Trescothick backs England duo

Giles, England's limited-overs and Twenty20 coach, is one of the candidates to replace Andy Flower as head coach.

He brought in Durham captain and former England all-rounder Collingwood to work alongside him at the World Twenty20 in Bangladesh and Trescothick reckons the pair should be given a chance by the England and Wales Cricket Board.

The Somerset captain told Sky Sports News: "I'm still stuck on Ashley Giles. He is obviously a good friend and been through the system, been coach for 18 months or a year or so and needs an opportunity to run with the side, picking the best team they can get.

"I think he hasn't always had his own team that he would need. He has sort of been given a side with a few rested players, maybe not always the best team he could possibly pick, so I think he deserves an opportunity to really run forward and try to form something new.

"Along with a few other people I think it will be a great move. You need somebody who has been through the system and understood it. I thought Paul Collingwood was a great appointment and he would be a great attribute to any team that you have in that sort of coaching structure.

"Him working closely together with Ashley - I know how they operate and the good characters that they are - they would get a lot out of the team for sure."

Trescothick was speaking at the launch of the new T20 Blast at Edgbaston and is hopeful of tasting some success in the competition this year.

"This year has been slightly restructured a little bit. Friday night games are going to be great entertainment," he said.

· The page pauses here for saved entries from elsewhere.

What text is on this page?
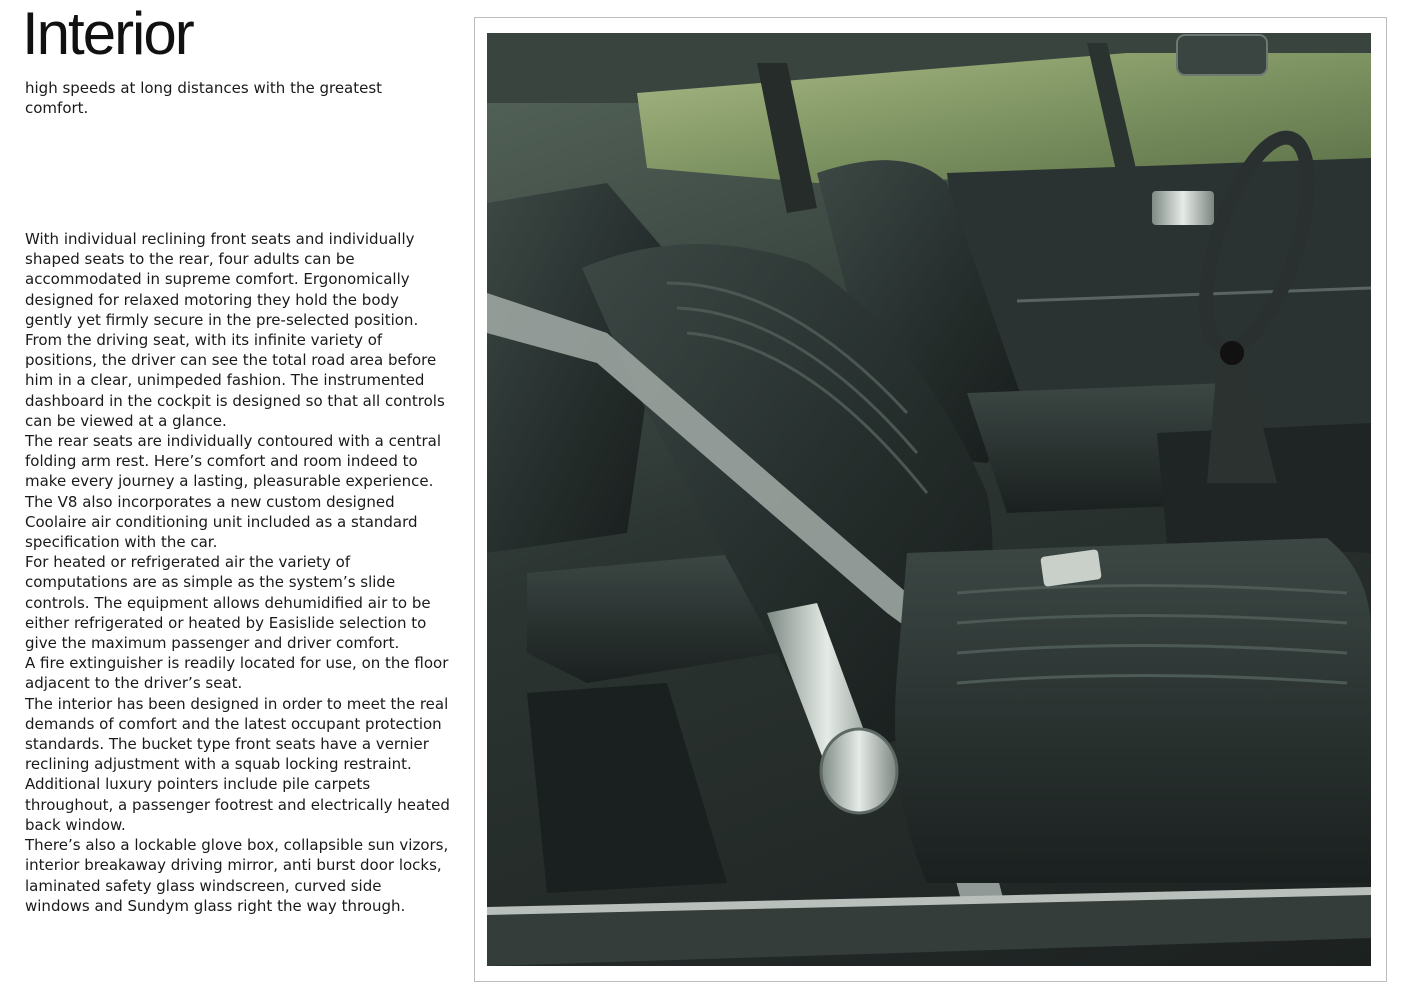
Interior
high speeds at long distances with the greatest comfort.

With individual reclining front seats and individually shaped seats to the rear, four adults can be accommodated in supreme comfort. Ergonomically designed for relaxed motoring they hold the body gently yet firmly secure in the pre-selected position. From the driving seat, with its infinite variety of positions, the driver can see the total road area before him in a clear, unimpeded fashion. The instrumented dashboard in the cockpit is designed so that all controls can be viewed at a glance.

The rear seats are individually contoured with a central folding arm rest. Here’s comfort and room indeed to make every journey a lasting, pleasurable experience.

The V8 also incorporates a new custom designed Coolaire air conditioning unit included as a standard specification with the car.

For heated or refrigerated air the variety of computations are as simple as the system’s slide controls. The equipment allows dehumidified air to be either refrigerated or heated by Easislide selection to give the maximum passenger and driver comfort.

A fire extinguisher is readily located for use, on the floor adjacent to the driver’s seat.

The interior has been designed in order to meet the real demands of comfort and the latest occupant protection standards. The bucket type front seats have a vernier reclining adjustment with a squab locking restraint. Additional luxury pointers include pile carpets throughout, a passenger footrest and electrically heated back window.

There’s also a lockable glove box, collapsible sun vizors, interior breakaway driving mirror, anti burst door locks, laminated safety glass windscreen, curved side windows and Sundym glass right the way through.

"Bigger crowds are going to be coming in to watch it after a hard week at work. It should be great entertainment I can't wait to get it going."

This year sees an alteration to the format of the tournament with two groups of nine teams resulting in sides facing some rivals once and others twice and Trescothick believes a considerable advantage could be gained from the change.

"It will be little bit different as some people have home advantage which is really, really important in comparison - at certain grounds it is tough to play," he said.

"Not having that advantage of playing home and away might change the way the competition might run so you might see different teams coming through in comparison to what you would normally expect."